The cyclotron will also usher in a new era of research at Thunder Bay Regional Health Sciences Centre (TBRHSC) and the Thunder Bay Regional Research Institute (TBRRI). Products produced by the cyclotron will be used by scientists to create new and more informative diagnostic agents that will allow physicians to provide better patient care and more personalized therapies. "The cyclotron brings a unique opportunity to TBRHSC and TBRRI”, says Andrée Robichaud, President & CEO, TBRHSC, and Acting CEO, TBRRI. ”It gives us the ability to ensure we have a supply of medical isotopes for our patients and support research that puts the patient first."
Financial support for the cyclotron has been provided by the Northern Ontario Heritage Fund Corporation (NOHFC), FedNor, The City of Thunder Bay and the donors who contributed to the Health Sciences Foundation’s Exceptional Cancer Care Campaign.
"We are excited that the cyclotron is here and can soon be used to provide enhanced care to patients in Thunder Bay and Northwestern Ontario,” says Glenn Craig, President & CEO, Thunder Bay Regional Health Sciences Foundation (TBRHSF). “Our generous donors helped make this day possible. They contributed $2.2-million to the cyclotron through the Exceptional Cancer Care Campaign and are very proud of being part of this important milestone." During the spring, the public will get an opportunity to view the cyclotron and the facility up close. A series of open houses will be taking place in late March or early April to allow the public to tour the facility in the Health Services Centre and learn more about how this unique machine benefits patient care and the local economy. The exact dates and times are still in the works and will be promoted later this month.
Mike Campbell, Director of Cyclotron Operation for the Thunder Bay Regional Research Institute
“ This is a huge milestone, one we have been waiting for many years.
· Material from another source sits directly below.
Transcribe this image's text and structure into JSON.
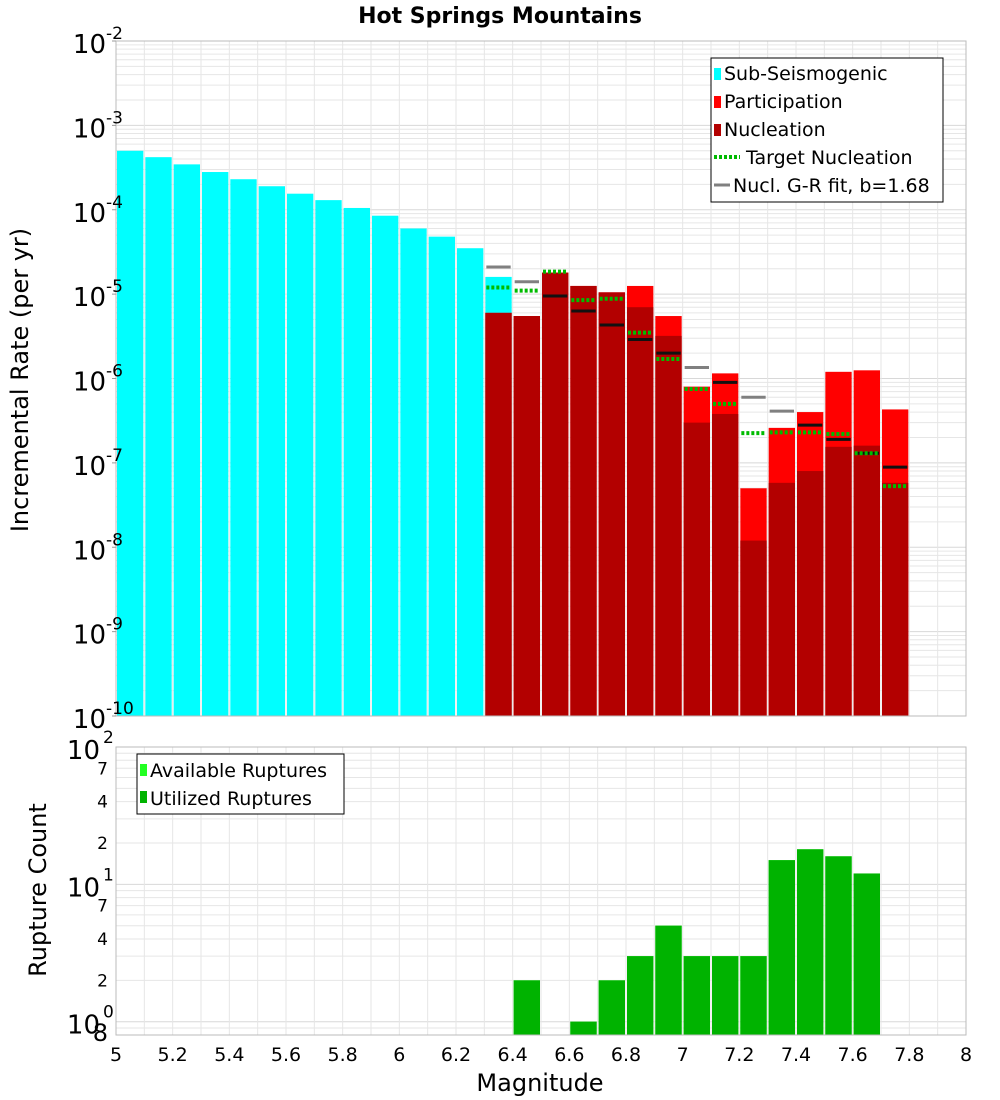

It is an honour to be the person that talks to you today because there has been many people involved to get to this point.” “ The construction on the building started before the cyclotron bunker did because we were waiting for our licenses to start construction of the bunker itself. The cyclotron came from Vancouver on a flat bed trailer. We uncrated it in the parking lot and used an engineered lift plan with the details of the bunker.”
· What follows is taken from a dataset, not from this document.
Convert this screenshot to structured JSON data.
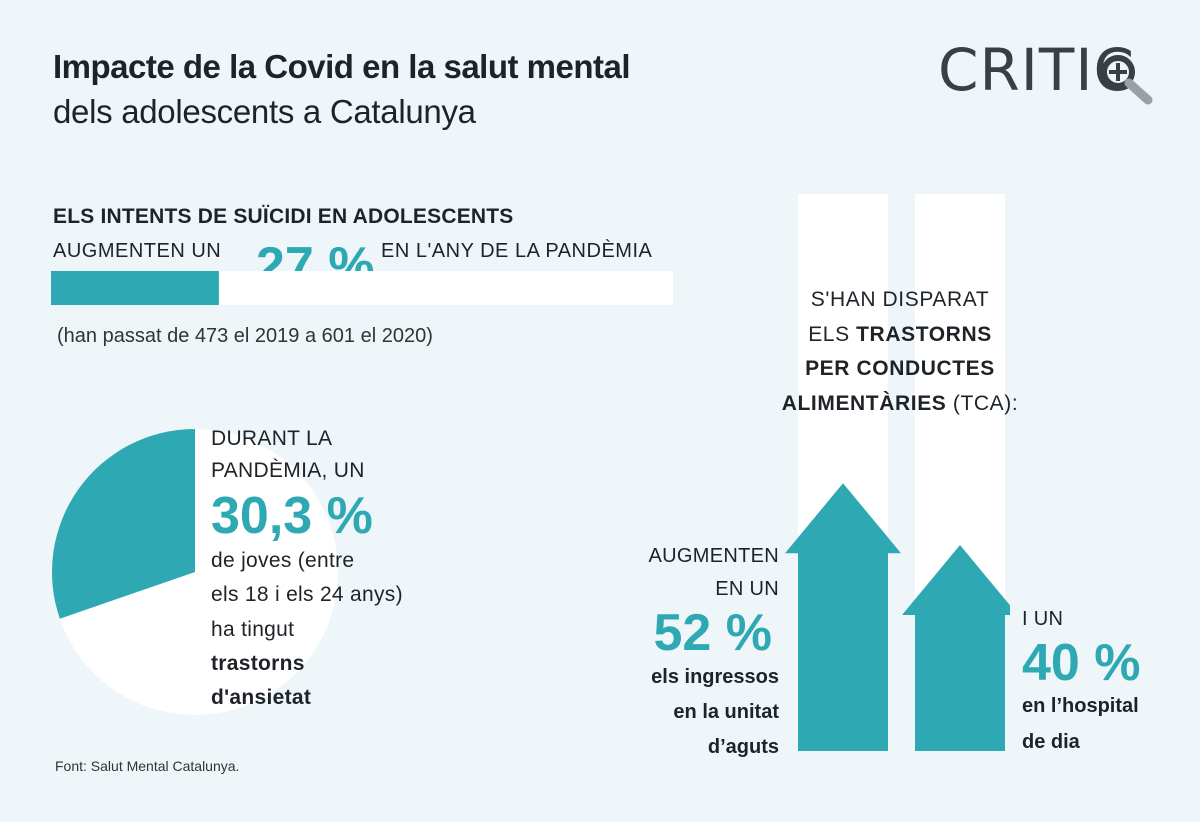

“ The Cyclotron itself cost about $3.5 million and will be used to create isotopes right here in Thunder Bay. It will let us meet our own needs and support the research that is going to happen here. Thunder Bay has a unique opportunity to have access to machine like this. It is very rare in a city the size of Thunder Bay. It will give our scientists the tools they need to try and discover the next imaging agent that will let doctors have better answers in treating cancers.” “ We picked a cyclotron that is a little larger than normal. Our location is remote and we can make isotopes with a little longer shelf life.”
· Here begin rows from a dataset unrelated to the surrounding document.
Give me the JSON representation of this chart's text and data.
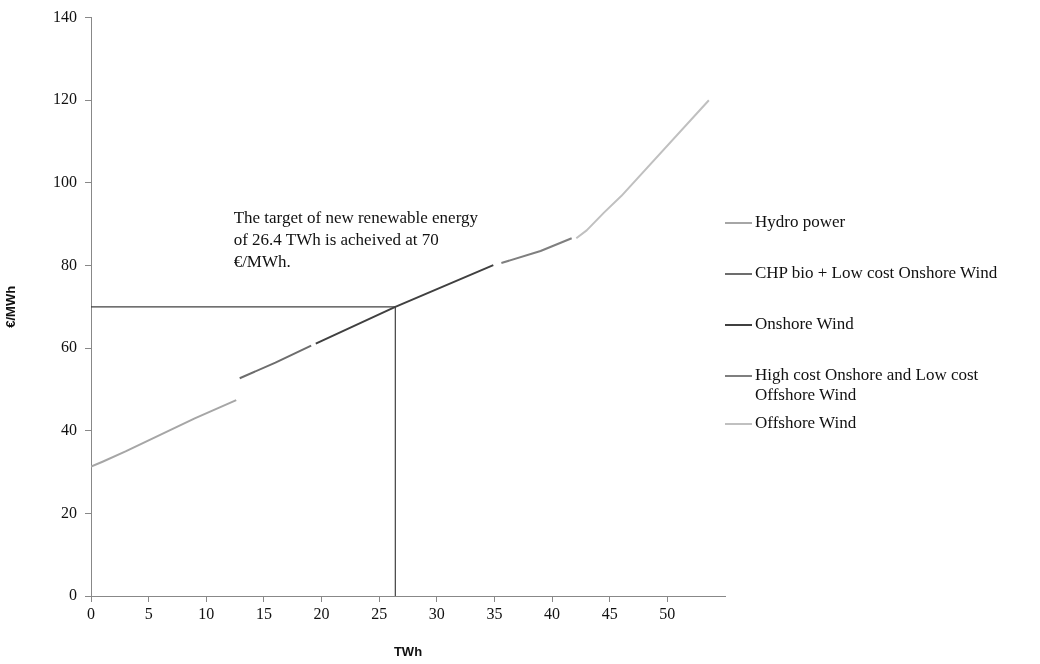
{
  "chart_data": {
    "type": "line",
    "xlabel": "TWh",
    "ylabel": "€/MWh",
    "xlim": [
      0,
      55
    ],
    "xticks": [
      0,
      5,
      10,
      15,
      20,
      25,
      30,
      35,
      40,
      45,
      50
    ],
    "ylim": [
      0,
      140
    ],
    "yticks": [
      0,
      20,
      40,
      60,
      80,
      100,
      120,
      140
    ],
    "grid": false,
    "legend": "right",
    "marker": "none",
    "line_style": "solid",
    "series": [
      {
        "name": "Hydro power",
        "color": "#a6a6a6",
        "x": [
          0,
          1,
          3,
          6,
          9,
          12.6
        ],
        "values": [
          31.3,
          32.5,
          35,
          39,
          43,
          47.4
        ]
      },
      {
        "name": "CHP bio + Low cost Onshore Wind",
        "color": "#6d6d6d",
        "x": [
          12.9,
          16,
          19.1
        ],
        "values": [
          52.7,
          56.5,
          60.6
        ]
      },
      {
        "name": "Onshore Wind",
        "color": "#404040",
        "x": [
          19.5,
          26.4,
          34.9
        ],
        "values": [
          61.1,
          70,
          80.1
        ]
      },
      {
        "name": "High cost Onshore and Low cost Offshore Wind",
        "color": "#7f7f7f",
        "x": [
          35.6,
          39,
          41.7
        ],
        "values": [
          80.6,
          83.5,
          86.6
        ]
      },
      {
        "name": "Offshore Wind",
        "color": "#c0c0c0",
        "x": [
          42.1,
          43,
          44.5,
          46,
          53.6
        ],
        "values": [
          86.6,
          88.5,
          92.8,
          96.8,
          120
        ]
      }
    ],
    "ref_lines": [
      {
        "axis": "y",
        "value": 70,
        "color": "#404040"
      },
      {
        "axis": "x",
        "value": 26.4,
        "color": "#404040"
      }
    ],
    "annotations": [
      "The target of new renewable energy of 26.4 TWh is acheived at 70 €/MWh."
    ]
  }
}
“ This is not the finish line. We have to get everything assembled, it doesn’t come all in one piece, some assembly required. We have to go through the commissioning of the facility and the cyclotron itself. After that we have to make sure we have all the processes and procedures in place to be able to produce the pharmaceutical we are going to make safely for the patients. If everything goes smoothly we should produce isotopes for research use before summer. Our hope by the end of the year is to produce isotopes for patients in Thunder Bay.”